Narrow-Gap Semiconductors and Low-Dimensional Structures for Optoelectronic ApplicationsView this Special Issue
Narrow-Gap Semiconductors and Low-Dimensional Structures for Optoelectronic Applications
Advances in the growth, analysis, and characterization of various narrow-gap semiconductors and low-dimensional optoelectronic device structures have brought revolution into the modern day’s information and communication technology including optical communication and computing systems. The main objective of this special issue is to include the recent advances in the experimental and theoretical research related to the growth, transport, and infrared properties of narrow-gap semiconductors and the fabrication, characterization, analysis, and simulation of various low-dimensional devices including quantum and nanostructures using narrow-gap semiconductors for optoelectronic applications. The basic aim of this special issue is to bring together in one publication the outstanding papers reporting new and original theoretical, experimental, and/or simulation works in the areas related to the narrow-gap semiconductors and low-dimensional structures.
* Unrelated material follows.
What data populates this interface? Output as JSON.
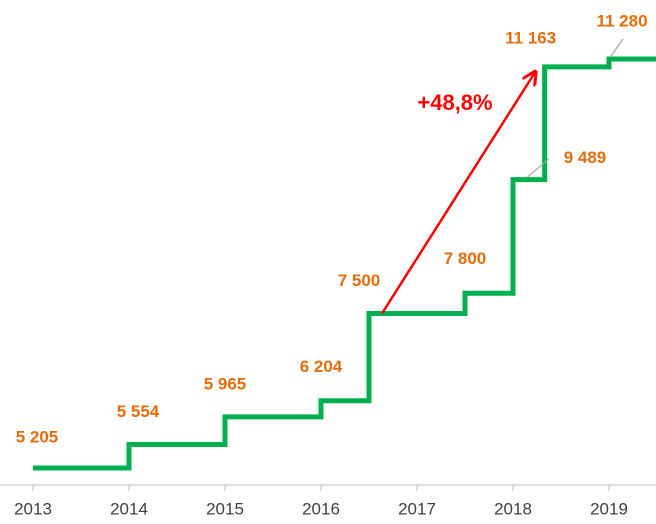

Among a large number of submissions received from various researchers, we have selected only 7 papers for publication in this special issue. The work reported by H. Cui et al. is believed to be very useful in understanding the effects of metal-semiconductor contacts on the transient photovoltaic characteristics of HgCdTe-based photovoltaic arrays by using ultrafast lasers. In another paper, H. Cui et al. have analyzed the electrical modulation properties of the output intensity of two-photon absorption (TPA) pumping in HgCdTe photodiodes, which could be interesting for controlling a steady output intensity of TPA by adjusting electric field in HgCdTe-based photodetectors. Both papers of H. Cui et al. are highly important for the design, fabrication, and characterization of HgCdTe-based infrared photodetectors. The paper of D. P. Samajdar and S. Dhar reports a mathematical model for investigating the valence band structure of alloy systems InAs1−xBix and InSb1−xBix by using the concept of valence-band anticrossing technique. The theoretical results for band structure of InAs1−xBix and InSb1−xBix could be of immense importance for the designing of diluted Bi-doped narrow-gap InAs- and InSb-based mid-/long-wavelength optoelectronic devices. A two-dimensional simulation for the effects of donor-like surface traps on two-dimensional electron gas (2DEG) and drain current collapse of AlGaN/GaN high electron mobility transistors (HEMTs) has been investigated in detail by C. Yu et al. The paper of C. Zheng et al. reports the effects of same temperature GaN cap layer thickness on the quality of the InGaN quantum well material and the well/barrier interface of InGaN/GaN multiquantum-well based green light-emitting diodes grown on silicon substrates by MOCVD method. An interesting work on the phosphorescence of molecularly doped LEDs with blended polymer host and wide emission spectra reported by J. Wang et al. has also been considered for publication. The paper by R. Zhou et al. presents a detailed investigation on the second-harmonic generation (SHG), sum frequency generation (SFG), and difference frequency generation (DFG) from gold film with a periodic subwavelength air nanohole patterns by means of the three-dimension (3D) finite-difference time-domain (FDTD) algorithm, revealing the second-order nonlinearity in triangular lattice perforated gold film due to surface plasmas resonance.
The guest editors have tried their best to select only a few papers out of many covering both the theoretical and experimental state-of-the-art research in the area of this special issue. It is believed that this special issue will be of significant interests to the scientists and researchers working in the areas related to the narrow band gap semiconductors and low-dimensional optoelectronic structures.
We would like to thank all the authors who submitted their papers to this special issue. The guest editors would also like to thank all the supporting staff of the publication house associated with the Scientific World Journal for their efforts to make the publication of this special issue possible.